Protracted cholera outbreak in the Central Region, Ghana, 2016.

Autor: Issahaku GR; Ghana Field Epidemiology and Laboratory Training Programme, Department of Epidemiology and Disease Control, University of Ghana School of Public Health, Legon, Accra, Ghana.; Tamale Teaching Hospital, Tamale, Ghana., Asiedu-Bekoe F; Disease Surveillance Department, Ghana Health Service, Accra, Ghana., Kwashie S; Disease Surveillance Department, Ghana Health Service, Accra, Ghana., Broni F; Ghana Field Epidemiology and Laboratory Training Programme, Department of Epidemiology and Disease Control, University of Ghana School of Public Health, Legon, Accra, Ghana.; Disease Surveillance Department, Ghana Health Service, Accra, Ghana., Boateng P; Ghana Field Epidemiology and Laboratory Training Programme, Department of Epidemiology and Disease Control, University of Ghana School of Public Health, Legon, Accra, Ghana.; Disease Surveillance Department, Ghana Health Service, Accra, Ghana., Alomatu H; Ghana Field Epidemiology and Laboratory Training Programme, Department of Epidemiology and Disease Control, University of Ghana School of Public Health, Legon, Accra, Ghana., Houphouet EE; Faculty of Public Health, Ghana College of Physicians and Surgeons, Accra, Ghana., Asante AA; Disease Surveillance Department, Ghana Health Service, Accra, Ghana.; Faculty of Public Health, Ghana College of Physicians and Surgeons, Accra, Ghana., Ameme DK; Ghana Field Epidemiology and Laboratory Training Programme, Department of Epidemiology and Disease Control, University of Ghana School of Public Health, Legon, Accra, Ghana., Kenu E; Ghana Field Epidemiology and Laboratory Training Programme, Department of Epidemiology and Disease Control, University of Ghana School of Public Health, Legon, Accra, Ghana.
Jazyk: angličtina
Zdroj: Ghana medical journal [Ghana Med J] 2020 Jun; Vol. 54 (2 Suppl), pp. 45-52.
DOI: 10.4314/gmj.v54i2s.8
Abstrakt: Objective: On 24th October 2016, the Central Regional Health Directorate received report of a suspected cholera outbreak in the Cape Coast Metropolis (CCM). We investigated to confirm the diagnosis, identify risk factors and implement control measures.
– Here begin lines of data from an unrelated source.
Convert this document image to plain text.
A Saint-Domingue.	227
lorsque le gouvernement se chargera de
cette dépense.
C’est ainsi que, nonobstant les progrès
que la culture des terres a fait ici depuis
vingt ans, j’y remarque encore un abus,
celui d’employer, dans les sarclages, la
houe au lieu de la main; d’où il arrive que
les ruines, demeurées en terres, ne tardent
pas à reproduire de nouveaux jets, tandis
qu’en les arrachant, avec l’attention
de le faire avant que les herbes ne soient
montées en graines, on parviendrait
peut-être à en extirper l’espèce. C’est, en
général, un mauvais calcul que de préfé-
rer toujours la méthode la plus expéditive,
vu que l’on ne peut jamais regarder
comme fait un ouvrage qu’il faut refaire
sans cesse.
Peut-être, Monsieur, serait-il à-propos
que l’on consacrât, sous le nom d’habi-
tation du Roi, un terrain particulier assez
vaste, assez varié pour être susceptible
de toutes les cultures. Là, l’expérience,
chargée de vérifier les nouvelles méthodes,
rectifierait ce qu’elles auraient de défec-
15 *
Design: We used a descriptive study followed by 1:2 unmatched case-control study.
Data Source: We reviewed medical records, conducted active case search and contact tracing, interviewed case-patients and their contacts and conducted environmental assessment. Case-patients' stool samples were tested with point of care test kits (SD Bioline Cholera Ag 01/0139) and sent to the Cape Coast Teaching Hospital Laboratory for confirmation.
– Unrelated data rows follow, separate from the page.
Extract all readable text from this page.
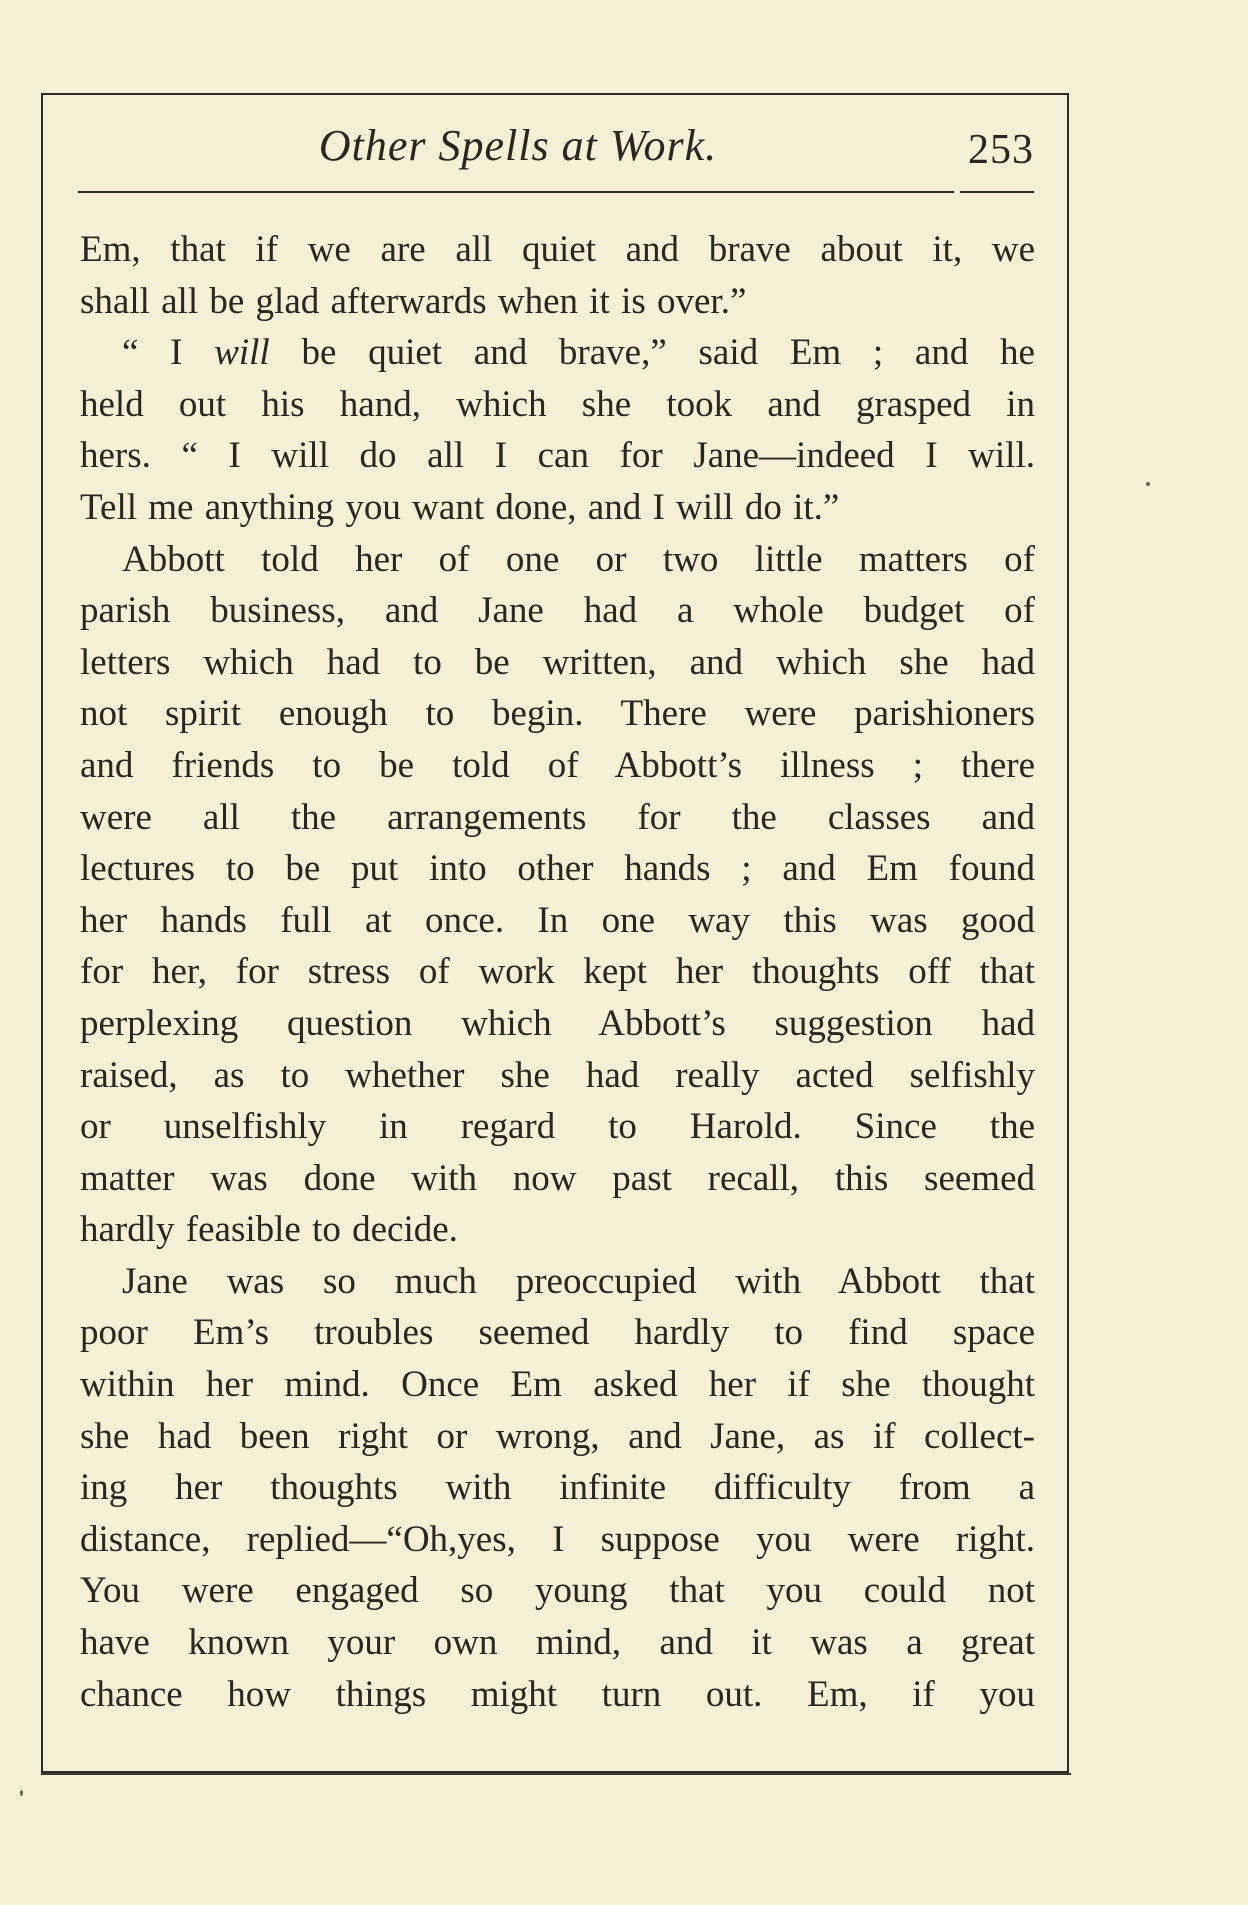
Other Spells at Work.	253
Em, that if we are all quiet and brave about it, we
shall all be glad afterwards when it is over.”
“ I will be quiet and brave,” said Em ; and he
held out his hand, which she took and grasped in
hers. “ I will do all I can for Jane—indeed I will.
Tell me anything you want done, and I will do it.”
Abbott told her of one or two little matters of
parish business, and Jane had a whole budget of
letters which had to be written, and which she had
not spirit enough to begin. There were parishioners
and friends to be told of Abbott’s illness ; there
were all the arrangements for the classes and
lectures to be put into other hands ; and Em found
her hands full at once. In one way this was good
for her, for stress of work kept her thoughts off that
perplexing question which Abbott’s suggestion had
raised, as to whether she had really acted selfishly
or unselfishly in regard to Harold. Since the
matter was done with now past recall, this seemed
hardly feasible to decide.
Jane was so much preoccupied with Abbott that
poor Em’s troubles seemed hardly to find space
within her mind. Once Em asked her if she thought
she had been right or wrong, and Jane, as if collect-
ing her thoughts with infinite difficulty from a
distance, replied—“Oh,yes, I suppose you were right.
You were engaged so young that you could not
have known your own mind, and it was a great
chance how things might turn out. Em, if you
Main Outcomes: Cause of outbreak, risk factors associated with spread of outbreak.
Results: Vibrio cholerae serotype Ogawa caused the outbreak. There was no mortality. Of 704 case-patients, 371(52.7%) were males and 55(7.8%) were aged under-five years. The median age was 23 years (interquartile range: 16-32 years). About a third 248(35.2%) of the case patients were aged 15-24 years. The University of Cape Coast subdistrict was the epicenter with 341(48.44%) cases. Compared to controls, cholera case-patients were more likely to have visited Cholera Treatment Centers (CTC) (aOR=12.1, 95%CI: 1.5-101.3), drank pipe-borne water (aOR=11.7, 95%CI: 3.3-41.8), or drank street-vended sachet water (aOR=11.0, 95%CI: 3.7-32.9). Open defecation and broken sewage pipes were observed in the epicenter.
Conclusion: Vibrio cholerae serotype Ogawa caused the CCM cholera outbreak mostly affecting the youth. Visiting CTC was a major risk factor. Prompt case-management, contact tracing, health education, restricting access to CTC and implementing water sanitation and hygiene activities helped in the control.
Funding: This work was supported by Ghana Field Epidemiology and Laboratory Training Program (GFELTP), University of Ghana.